Para bien o para mal nos hemos tenido que acostumbrar a que en los medios de comunicación aparezcan notas en el sentido de que tal planta entra en paro técnico, que se reduce la jornada laboral o que se cancela un turno completo de trabajo, eso cuando no se habla de despidos masivos por suspensión de una línea, eventos que traen aparejada la afectación de toda la cadena de proveedores para ese producto específico. Claro que también están las noticias optimistas de la alta calidad de la mano de obra local, de los premios de productividad obtenidos, del traslado de líneas de producción de otros sitios a las plantas locales, las cuales no logran siempre compensar la tendencia negativa. Y es que tanto es lo que ahora depende de industria automotriz para la estabilidad económica de la región, que qué quisiéramos nosotros que a esta siempre le fuera bien y cada vez mejor.

Sin pretender ser aves de mal agüero, es necesario estar conscientes de que los primeros cuatro meses del año no han sido nada buenos para la industria automotriz en el mercado norteamericano, del que repetimos, dependemos en alto grado. Según datos de Reuters y de Bloomberg, General Motors, el primer fabricante en los Estados Unidos, tuvo una baja de 6%, Fiat Chrysler, una pérdida de 7% por lo que hace a las locales, pero también Ford perdió 7.2% y Toyota 4.4, siendo los menos afectados Nissan y Honda todavía con números negativos, y solamente VW Audi tuvo comportamiento positivo.
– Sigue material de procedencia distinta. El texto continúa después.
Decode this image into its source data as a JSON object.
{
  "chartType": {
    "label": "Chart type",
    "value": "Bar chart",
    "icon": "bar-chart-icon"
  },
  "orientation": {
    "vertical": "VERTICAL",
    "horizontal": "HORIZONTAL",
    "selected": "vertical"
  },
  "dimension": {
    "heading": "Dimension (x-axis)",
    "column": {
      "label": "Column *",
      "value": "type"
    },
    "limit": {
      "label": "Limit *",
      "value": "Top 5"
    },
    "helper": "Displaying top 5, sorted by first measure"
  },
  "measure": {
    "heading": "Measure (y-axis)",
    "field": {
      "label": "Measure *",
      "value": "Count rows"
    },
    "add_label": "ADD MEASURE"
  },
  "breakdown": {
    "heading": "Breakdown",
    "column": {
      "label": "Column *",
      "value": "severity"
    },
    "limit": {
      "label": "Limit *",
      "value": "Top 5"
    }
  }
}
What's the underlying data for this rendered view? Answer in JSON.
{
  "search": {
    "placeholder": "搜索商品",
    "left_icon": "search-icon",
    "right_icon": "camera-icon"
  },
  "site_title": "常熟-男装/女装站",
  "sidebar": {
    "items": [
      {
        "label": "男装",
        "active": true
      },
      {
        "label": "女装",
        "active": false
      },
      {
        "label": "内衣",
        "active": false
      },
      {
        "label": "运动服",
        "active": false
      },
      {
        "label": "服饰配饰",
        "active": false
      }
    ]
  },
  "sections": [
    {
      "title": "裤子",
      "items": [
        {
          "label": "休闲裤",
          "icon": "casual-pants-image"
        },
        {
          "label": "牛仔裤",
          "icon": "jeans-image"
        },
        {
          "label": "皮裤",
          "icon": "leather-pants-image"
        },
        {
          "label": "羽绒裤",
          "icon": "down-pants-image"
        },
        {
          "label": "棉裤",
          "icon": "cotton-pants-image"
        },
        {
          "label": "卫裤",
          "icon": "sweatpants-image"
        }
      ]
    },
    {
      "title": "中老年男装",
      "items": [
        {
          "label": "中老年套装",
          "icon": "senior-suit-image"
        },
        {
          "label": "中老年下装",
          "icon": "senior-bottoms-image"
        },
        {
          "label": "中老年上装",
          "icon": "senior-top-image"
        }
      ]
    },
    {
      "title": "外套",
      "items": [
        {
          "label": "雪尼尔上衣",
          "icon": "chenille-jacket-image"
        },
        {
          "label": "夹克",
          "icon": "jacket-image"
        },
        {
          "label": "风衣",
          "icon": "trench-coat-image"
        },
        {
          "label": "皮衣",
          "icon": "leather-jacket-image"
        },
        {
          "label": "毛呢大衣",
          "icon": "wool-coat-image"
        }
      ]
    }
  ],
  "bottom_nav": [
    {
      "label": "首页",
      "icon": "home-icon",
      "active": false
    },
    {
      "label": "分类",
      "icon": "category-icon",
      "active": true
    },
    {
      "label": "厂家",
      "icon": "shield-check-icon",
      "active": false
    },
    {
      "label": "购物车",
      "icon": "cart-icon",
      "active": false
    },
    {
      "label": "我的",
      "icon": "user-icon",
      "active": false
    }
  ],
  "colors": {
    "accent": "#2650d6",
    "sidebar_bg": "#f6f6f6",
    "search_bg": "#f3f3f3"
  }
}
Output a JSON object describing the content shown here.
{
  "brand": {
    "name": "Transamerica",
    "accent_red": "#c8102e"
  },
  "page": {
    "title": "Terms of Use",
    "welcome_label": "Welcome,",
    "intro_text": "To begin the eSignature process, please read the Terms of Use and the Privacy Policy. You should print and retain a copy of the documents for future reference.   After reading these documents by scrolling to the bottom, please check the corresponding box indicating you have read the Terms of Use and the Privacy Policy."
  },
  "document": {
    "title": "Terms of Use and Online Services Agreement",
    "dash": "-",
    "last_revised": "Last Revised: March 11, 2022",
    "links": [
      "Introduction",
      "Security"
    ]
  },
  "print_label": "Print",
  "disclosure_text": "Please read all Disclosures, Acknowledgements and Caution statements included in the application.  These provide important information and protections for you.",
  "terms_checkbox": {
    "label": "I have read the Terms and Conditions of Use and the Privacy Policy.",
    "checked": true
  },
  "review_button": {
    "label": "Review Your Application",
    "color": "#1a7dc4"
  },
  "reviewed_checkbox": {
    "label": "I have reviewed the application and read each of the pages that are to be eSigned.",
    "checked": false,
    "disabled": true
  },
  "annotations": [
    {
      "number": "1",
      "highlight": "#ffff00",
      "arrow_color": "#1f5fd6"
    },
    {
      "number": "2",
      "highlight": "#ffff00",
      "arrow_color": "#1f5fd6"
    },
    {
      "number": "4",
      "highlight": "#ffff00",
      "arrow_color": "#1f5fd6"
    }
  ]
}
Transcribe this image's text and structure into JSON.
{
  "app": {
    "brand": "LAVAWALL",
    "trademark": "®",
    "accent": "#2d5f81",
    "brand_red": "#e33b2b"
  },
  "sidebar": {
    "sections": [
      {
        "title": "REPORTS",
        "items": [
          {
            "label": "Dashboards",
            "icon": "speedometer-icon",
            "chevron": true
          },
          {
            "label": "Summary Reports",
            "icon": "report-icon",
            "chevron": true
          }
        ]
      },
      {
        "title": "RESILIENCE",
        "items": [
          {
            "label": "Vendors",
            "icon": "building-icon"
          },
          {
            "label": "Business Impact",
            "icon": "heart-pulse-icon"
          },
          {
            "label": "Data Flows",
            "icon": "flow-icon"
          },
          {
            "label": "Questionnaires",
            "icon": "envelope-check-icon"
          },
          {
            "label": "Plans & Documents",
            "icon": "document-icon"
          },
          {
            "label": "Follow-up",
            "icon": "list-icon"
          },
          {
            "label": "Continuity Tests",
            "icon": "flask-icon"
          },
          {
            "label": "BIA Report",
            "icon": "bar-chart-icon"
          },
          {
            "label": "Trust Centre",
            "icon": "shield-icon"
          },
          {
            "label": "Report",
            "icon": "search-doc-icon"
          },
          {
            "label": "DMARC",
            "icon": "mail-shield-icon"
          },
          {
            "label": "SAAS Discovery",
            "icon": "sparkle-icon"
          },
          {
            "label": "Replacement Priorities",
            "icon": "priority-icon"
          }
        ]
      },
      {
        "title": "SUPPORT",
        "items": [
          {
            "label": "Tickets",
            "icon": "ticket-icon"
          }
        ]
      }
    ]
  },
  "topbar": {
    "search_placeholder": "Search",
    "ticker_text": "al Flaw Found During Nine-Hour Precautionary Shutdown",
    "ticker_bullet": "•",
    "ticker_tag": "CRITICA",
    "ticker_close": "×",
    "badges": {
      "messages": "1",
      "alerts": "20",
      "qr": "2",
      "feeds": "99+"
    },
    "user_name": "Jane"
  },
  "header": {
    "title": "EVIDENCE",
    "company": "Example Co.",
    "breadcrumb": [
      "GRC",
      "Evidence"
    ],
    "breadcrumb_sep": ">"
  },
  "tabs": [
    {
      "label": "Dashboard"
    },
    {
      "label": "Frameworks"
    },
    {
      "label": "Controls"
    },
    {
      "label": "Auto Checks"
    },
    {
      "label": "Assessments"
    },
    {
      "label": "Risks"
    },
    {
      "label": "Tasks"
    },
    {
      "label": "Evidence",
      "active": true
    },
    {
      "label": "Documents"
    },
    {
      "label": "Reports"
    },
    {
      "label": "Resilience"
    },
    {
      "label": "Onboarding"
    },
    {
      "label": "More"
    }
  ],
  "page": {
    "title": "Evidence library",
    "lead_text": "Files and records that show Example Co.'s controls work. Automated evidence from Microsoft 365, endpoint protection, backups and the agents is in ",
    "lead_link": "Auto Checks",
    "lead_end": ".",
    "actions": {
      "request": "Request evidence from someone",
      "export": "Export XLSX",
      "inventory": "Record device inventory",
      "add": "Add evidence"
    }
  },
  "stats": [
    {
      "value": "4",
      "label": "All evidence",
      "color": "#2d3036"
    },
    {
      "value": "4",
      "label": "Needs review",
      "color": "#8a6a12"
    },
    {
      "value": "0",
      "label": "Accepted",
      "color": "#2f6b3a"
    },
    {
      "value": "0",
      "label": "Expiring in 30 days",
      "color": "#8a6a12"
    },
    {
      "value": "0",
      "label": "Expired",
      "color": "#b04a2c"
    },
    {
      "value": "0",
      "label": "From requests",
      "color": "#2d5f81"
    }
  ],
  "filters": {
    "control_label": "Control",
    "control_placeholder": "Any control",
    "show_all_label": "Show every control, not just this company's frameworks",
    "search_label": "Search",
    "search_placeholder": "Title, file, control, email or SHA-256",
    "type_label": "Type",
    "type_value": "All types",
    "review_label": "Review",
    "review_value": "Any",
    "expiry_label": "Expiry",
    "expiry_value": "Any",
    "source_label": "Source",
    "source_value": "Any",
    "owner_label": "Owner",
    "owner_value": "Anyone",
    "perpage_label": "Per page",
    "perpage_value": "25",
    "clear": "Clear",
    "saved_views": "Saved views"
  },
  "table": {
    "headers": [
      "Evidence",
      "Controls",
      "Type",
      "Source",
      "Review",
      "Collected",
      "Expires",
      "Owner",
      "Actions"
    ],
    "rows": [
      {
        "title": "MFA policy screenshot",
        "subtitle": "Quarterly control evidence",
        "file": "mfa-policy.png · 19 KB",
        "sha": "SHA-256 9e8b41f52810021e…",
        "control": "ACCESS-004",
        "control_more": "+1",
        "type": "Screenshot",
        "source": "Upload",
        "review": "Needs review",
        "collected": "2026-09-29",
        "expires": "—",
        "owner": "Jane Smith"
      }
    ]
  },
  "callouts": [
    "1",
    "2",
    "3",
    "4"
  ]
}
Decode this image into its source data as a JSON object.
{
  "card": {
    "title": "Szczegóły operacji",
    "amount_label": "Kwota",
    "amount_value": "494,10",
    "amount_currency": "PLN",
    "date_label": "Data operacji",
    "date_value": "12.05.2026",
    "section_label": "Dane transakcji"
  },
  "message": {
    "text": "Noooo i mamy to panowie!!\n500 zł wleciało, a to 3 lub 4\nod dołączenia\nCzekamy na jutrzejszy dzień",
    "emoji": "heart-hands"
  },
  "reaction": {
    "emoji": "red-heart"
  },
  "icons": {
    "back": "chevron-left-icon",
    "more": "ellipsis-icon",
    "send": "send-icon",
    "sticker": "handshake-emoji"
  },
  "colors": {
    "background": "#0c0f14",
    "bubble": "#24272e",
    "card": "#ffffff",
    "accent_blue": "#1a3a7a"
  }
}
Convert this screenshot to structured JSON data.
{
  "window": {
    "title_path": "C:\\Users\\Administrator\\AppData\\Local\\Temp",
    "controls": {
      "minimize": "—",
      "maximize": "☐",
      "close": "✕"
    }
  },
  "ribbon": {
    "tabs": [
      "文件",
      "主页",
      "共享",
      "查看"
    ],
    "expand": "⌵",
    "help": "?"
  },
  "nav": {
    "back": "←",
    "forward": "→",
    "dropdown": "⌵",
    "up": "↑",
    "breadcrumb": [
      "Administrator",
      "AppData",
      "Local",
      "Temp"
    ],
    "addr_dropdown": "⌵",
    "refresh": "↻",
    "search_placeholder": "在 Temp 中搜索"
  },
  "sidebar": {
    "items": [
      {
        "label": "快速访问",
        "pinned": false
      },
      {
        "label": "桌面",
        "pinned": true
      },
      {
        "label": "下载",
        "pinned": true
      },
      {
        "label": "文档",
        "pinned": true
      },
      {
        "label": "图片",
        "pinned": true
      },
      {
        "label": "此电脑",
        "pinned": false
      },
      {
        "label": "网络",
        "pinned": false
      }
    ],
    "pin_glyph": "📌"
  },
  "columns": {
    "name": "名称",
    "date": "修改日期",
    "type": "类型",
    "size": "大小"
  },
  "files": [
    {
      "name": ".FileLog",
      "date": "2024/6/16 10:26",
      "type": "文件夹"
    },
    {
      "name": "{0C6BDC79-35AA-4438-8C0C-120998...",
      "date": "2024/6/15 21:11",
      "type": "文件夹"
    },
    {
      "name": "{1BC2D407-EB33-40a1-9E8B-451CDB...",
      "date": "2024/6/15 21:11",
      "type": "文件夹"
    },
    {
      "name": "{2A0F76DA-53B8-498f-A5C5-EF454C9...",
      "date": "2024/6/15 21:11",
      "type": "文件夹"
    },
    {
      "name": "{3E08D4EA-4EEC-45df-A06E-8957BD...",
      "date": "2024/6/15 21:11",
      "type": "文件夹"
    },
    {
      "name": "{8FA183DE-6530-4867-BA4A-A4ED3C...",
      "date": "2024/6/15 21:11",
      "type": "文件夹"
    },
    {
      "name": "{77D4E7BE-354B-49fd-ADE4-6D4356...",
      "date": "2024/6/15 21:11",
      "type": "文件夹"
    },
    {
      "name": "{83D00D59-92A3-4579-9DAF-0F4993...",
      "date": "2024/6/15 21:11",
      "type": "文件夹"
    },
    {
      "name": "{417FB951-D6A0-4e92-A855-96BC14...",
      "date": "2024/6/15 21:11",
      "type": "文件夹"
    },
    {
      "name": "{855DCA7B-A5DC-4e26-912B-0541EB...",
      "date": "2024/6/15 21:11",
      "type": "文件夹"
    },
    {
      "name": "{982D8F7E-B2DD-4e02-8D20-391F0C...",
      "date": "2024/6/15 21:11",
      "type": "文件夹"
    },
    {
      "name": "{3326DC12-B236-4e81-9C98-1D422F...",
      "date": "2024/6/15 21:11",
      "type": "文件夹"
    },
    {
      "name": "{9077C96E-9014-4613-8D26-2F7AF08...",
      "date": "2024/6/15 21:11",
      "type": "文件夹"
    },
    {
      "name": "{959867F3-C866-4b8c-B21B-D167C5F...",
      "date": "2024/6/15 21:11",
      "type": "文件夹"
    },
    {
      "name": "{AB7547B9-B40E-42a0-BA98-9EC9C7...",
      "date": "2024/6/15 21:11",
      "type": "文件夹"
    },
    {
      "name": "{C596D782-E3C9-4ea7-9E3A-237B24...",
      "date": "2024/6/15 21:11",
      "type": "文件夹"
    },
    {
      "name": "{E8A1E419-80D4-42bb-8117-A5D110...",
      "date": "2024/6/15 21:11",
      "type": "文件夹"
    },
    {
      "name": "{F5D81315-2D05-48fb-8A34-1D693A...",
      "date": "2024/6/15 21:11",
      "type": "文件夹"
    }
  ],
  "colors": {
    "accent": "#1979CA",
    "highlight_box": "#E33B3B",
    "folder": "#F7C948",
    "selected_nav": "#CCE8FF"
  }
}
Con los datos de abril se ligan cuatro meses continuos a la baja, lo que significa por un lado que los carros nuevos se están quedando en las agencias, lo que a su vez redunda en que los carros recién fabricados se estén quedando en los patios. Si los inventarios del mes de diciembre eran de 70 días, en el momento actual ya llegan a cien días, lo que en pocas palabras quiere decir que no tardan en reducir drásticamente las operaciones hasta en tanto no bajen los inventarios, desencadenándose una larga lista de efectos secundarios allí donde están instaladas sus plantas, para no ir más lejos, acá en la región sureste de Coahuila.

Algunos analistas dicen que es que la industria automotriz ha entrado en un estancamiento, aunque los más pesimistas dicen que esto no es así, que se trata de una caída en serio, y son ellos los que predicen que este año será muy malo para la venta de automóviles nuevos, con la obvia urgencia de dejar de producir lo que no se puede comercializar.

Se lo estamos diciendo en mayo casi junio para que lo tenga en cuenta, esto es un asunto que se advierte en otras latitudes del continente, y que sin embargo repercute fuertemente en la economía de nuestro entorno inmediato. No estamos hablando, todavía, de que se vaya a hacer necesario adoptar medidas de emergencia económica, pero sí puede ser una fuerte afectación a una estabilidad a la que quizá nos habíamos acostumbrado indebidamente. Aunque se comentó poco en su momento, la buena noticia de que al menos para los próximos seis meses no se contempla el impuesto fronterizo al cruce de automóviles fabricados en México, esto no fue lo suficientemente prometedor como para que la industria esté teniendo un buen año, y sus efectos se comenzarán a notar más que pronto.